My heart is full; my cup is filled. This has been an uplifting week for me.
I’ve been sharing about my book, Leading with Aloha: From the Pineapple Fields to the Principal’s Office, and one of my goals when I speak with educators is to encourage them to tell their mo`olelo, their unique stories. I question them: What is your mo`olelo? Why did you become an educator? What is is about teaching that is rewarding to you? What challenges you? And most important, I ask them how they will share their mo`olelo to hopefully inspire others to be our future educators. Oftentimes, teachers look at me with doubt in their eyes, and some even tell me that they don’t have anything interesting to write about.
This past week, I had the opportunity to share about my book and about writing at Teacher Institute Day. My goal was to get teachers inspired to write and share their stories. Most of the participants did not know each other prior to the session which made what happened next so special. When asked to share their “why?” every teacher shared, and what we saw in all of them was their aloha, their love, for what they do. There were smiles; there were tears; there was laughter; there were head-nods; there were hugs; there were new relationships built. I saw teachers conversing after the session, asking questions of each other and making plans to stay in touch. My hope is that these teachers will now be motivated to share their mo`olelo with their students, with their families, or even with the broader community.
We never know how our actions today will impact our students in the future. A kind word; a stern look of disappointment; a snack when they were hungry; extra help when they were struggling. We hear stories about how these actions by a teacher made a difference in someone’s life. At the session, a teacher shared, “We teach academics. Yes, that’s important. But if my students leave my classroom at the end of the year and they are not better people, I have failed as a teacher.” I then shared a story about a teacher’s impact many years later (The Difference a Teacher Makes). More tears, but also lots of smiles.

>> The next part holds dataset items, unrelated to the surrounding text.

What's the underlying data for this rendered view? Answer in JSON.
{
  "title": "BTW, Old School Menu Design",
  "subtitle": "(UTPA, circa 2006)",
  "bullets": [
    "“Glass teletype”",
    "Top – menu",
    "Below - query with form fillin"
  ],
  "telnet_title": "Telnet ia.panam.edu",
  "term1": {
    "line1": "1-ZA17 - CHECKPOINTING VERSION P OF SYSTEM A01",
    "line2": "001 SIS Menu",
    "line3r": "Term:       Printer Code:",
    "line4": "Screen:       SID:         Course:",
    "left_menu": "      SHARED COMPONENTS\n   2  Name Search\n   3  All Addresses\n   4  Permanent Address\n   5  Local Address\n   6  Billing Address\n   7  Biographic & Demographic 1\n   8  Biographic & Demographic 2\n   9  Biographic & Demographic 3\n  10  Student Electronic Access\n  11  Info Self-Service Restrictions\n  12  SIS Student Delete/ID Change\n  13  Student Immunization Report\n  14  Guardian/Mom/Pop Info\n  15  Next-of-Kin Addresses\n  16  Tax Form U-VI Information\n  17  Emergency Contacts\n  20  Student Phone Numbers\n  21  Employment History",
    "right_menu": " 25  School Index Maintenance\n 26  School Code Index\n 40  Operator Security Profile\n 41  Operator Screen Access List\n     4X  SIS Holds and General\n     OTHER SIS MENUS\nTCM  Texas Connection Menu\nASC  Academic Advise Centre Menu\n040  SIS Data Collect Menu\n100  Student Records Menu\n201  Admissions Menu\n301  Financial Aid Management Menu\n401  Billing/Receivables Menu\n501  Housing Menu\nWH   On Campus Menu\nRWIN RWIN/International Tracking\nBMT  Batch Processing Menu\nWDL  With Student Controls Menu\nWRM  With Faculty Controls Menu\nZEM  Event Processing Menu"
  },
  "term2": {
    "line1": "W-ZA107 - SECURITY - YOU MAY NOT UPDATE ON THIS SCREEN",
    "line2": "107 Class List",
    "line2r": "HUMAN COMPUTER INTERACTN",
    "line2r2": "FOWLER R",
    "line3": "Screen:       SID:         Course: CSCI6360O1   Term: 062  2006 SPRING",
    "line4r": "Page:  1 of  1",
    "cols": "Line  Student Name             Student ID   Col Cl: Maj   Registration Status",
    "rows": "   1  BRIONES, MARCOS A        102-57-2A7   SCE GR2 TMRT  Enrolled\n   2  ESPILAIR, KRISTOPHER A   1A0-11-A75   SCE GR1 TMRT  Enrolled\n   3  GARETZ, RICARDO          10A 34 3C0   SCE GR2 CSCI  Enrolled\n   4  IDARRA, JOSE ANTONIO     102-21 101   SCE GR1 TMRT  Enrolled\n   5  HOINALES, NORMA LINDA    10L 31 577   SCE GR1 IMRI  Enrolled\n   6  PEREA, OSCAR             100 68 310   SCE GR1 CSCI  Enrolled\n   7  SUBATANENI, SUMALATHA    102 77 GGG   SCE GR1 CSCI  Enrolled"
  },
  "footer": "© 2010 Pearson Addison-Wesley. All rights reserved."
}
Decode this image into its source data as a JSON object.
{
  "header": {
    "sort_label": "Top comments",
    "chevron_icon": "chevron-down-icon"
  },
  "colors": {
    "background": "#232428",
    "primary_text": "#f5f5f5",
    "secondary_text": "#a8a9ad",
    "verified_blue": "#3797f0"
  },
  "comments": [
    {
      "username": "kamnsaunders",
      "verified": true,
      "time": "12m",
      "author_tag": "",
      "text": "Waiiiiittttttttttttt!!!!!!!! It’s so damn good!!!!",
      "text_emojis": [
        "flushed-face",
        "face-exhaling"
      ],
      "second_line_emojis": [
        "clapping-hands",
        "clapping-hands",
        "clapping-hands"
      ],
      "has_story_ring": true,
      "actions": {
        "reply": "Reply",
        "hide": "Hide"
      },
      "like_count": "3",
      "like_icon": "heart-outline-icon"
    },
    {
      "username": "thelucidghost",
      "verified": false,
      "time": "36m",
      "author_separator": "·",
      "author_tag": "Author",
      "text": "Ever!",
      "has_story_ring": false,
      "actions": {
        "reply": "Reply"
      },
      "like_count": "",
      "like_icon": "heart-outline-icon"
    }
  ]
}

Teaching is not an easy profession, Teachers give so much of themselves, and sometimes, there’s not much left in the tank for their own families or for themselves. We all need to take care of ourselves if we want to take care of others. So teachers, get that massage you’ve been putting off; go to a movie; curl up with a good book; call a friend and make plans to do something together. You can’t pour from an empty cup so fill your cup. You deserve it.